Tükettiğimiz yiyecekler içerisinde balığın önemi büyük. Peki balığın soframıza gelme sürecini biliyor muyuz? Bu süreci konuşmak için “Bu devirde yemek yemek mide ister” adlı gıda dosyası kapsamında Slow Food/Fikir Sahibi Damaklar Hareketi’nin lideri Defne Koryürek’le sohbet ettik. Koryürek balıkçılığın insanlık tarihindeki yerine de dikkat çekti.
“Balık tüm insanlığın hayatta kalma mücadelesine önemli bir av olarak yerini almıştır tarihte”
-Kendinizi ve çalışmalarınızı nasıl tanımladığınızdan bahseder misiniz?

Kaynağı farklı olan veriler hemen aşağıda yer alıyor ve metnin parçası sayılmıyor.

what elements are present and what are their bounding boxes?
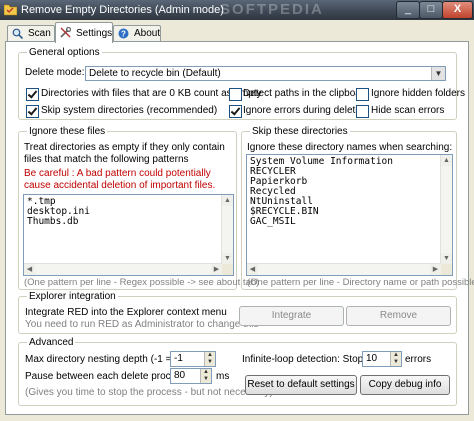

Ben bir aktivistim. Slow Food’un yanısıra ekoloji ve gıda adaleti örgütlerinin içerisinde gıda üzerinden daha iyi, daha adil ve daha temiz bir dünyanın kurulabilmesinin yollarını arayan nispeten bulutsu bir kümenin içerisindeyim. Yazılar yazıyorum, ilham vermeye, insanların takip edip referans alabilecekleri iyi örnekler ortaya koymaya çalışıyorum. Genel itibariyle yaptığı her şeyi kayda geçirmeyi seven biriyim.
-Bu coğrafyada balığın yeri ve önemi nedir?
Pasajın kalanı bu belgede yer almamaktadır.